What is the "Right Way" to Assess?
- How do we provide a variation of "good" assessment strategies to use in order to clearly address and yield student progress or comprehension?
- Assessment is key and should be present as a formative and summative inclusion. How do we use assessment as a teaching tool and not a goal--- that is how do we teach students to learn for comprehensive success and not testing success?
- Do I place more value on student perspective or student fact compilation?
Options for assessment according to Ch. 13 Reading
There is a line between what a teacher finds valuable in literature and what a student may find valuable and I think that both of these perspectives have huge value and should be addressed equally during assessment. Backwards planning is a noted strategy, predetermining goals and specifics before you even begin to teach a literary piece.
I think this is a great strategy simply because it predetermines objectives and goals before you even begin teaching to a topic and thus your objectives and goals are already determined and won't be overlooked during instruction.
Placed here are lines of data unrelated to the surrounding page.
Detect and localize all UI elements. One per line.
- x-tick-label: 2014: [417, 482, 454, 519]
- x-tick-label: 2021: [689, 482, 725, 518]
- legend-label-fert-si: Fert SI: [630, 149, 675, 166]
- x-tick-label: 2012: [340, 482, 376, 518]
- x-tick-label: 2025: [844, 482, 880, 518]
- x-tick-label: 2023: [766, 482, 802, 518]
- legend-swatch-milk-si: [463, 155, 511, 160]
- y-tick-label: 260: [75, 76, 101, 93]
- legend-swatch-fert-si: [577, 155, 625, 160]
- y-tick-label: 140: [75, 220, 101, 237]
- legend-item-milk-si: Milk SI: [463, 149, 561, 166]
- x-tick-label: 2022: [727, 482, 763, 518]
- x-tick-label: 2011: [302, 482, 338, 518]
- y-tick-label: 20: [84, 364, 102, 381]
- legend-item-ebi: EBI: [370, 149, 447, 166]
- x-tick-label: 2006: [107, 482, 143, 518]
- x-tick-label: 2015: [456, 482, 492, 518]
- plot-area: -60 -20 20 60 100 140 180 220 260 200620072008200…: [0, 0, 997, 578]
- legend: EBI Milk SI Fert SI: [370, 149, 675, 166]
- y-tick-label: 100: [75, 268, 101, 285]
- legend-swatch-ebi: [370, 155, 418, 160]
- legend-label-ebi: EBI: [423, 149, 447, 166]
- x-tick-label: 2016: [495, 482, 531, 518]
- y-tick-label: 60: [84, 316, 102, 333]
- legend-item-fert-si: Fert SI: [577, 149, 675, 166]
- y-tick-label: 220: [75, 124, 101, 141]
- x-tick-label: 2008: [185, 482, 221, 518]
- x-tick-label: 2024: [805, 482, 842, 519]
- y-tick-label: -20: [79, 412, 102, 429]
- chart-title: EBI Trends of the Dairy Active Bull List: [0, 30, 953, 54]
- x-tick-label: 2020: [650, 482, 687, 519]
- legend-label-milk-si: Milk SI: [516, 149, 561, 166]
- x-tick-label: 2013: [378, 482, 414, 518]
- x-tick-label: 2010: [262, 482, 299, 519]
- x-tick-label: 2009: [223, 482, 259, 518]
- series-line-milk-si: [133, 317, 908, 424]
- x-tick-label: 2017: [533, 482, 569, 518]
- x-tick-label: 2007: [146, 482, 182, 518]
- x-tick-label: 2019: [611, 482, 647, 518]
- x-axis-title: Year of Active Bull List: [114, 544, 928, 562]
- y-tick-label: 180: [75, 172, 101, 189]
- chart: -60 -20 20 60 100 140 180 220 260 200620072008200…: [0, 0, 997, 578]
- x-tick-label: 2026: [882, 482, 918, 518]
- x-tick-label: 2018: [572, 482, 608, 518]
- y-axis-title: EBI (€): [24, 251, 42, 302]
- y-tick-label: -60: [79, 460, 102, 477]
Personally with literature you can use fact based tests to touch on the basics of a literature piece. This includes characters, settings, plots, the fundamental make up of a piece. There are details that will be specific to the reading that can be pulled and tested on but I feel like this is more for the sake of testing to see if the reading was read or engaged in verses whether or not the reading was comprehended and critically considered from points of analyzation and other critical concepts. This includes concepts like perspectives and deeper learning questions that might come up in a discussion or while reading subconciously.
I agree that simple fact recall can honestly cause "good" or "deep" knowledge to diminish or weaken if this is the only focus we put on engaging ourselves and students in literature.
The reading "Assessing and Evaluating Learning" provided their supposed "purpose of evaluation" as follows:
- description of what they are doing and how they do it when they respond to literate.
- a blueprint for potential improvement in their responses.
- a way to self-evaluate so that they know where they need to improve.
I agree to some degree... Although this seems incomplete and very broad with regards to the purpose of why we evaluate literature and then assess our students on how they evaluated the literature.
RUBRICS
The reading mentions the use of rubrics to specify expectations of the reading or literature so that there are no hidden tricks or components that students could possibly miss or overlook. I use rubrics in my visual arts class as well as my ELA classes and it seems to be a successful way to get kids to double-check their work and self-evaluate. Rubrics seem to help alleviate some fast or expectation confusion as well.
The rubrics can restate and retouch on lesson goals and expectations or objectives.Rubrics literally can be used to evaluate or determine criteria or guide any lesson or evaluation. Including literature, discussion, worksheets, projects, writing assignments. It can serve as a guide for students to follow in order to evaluate literature.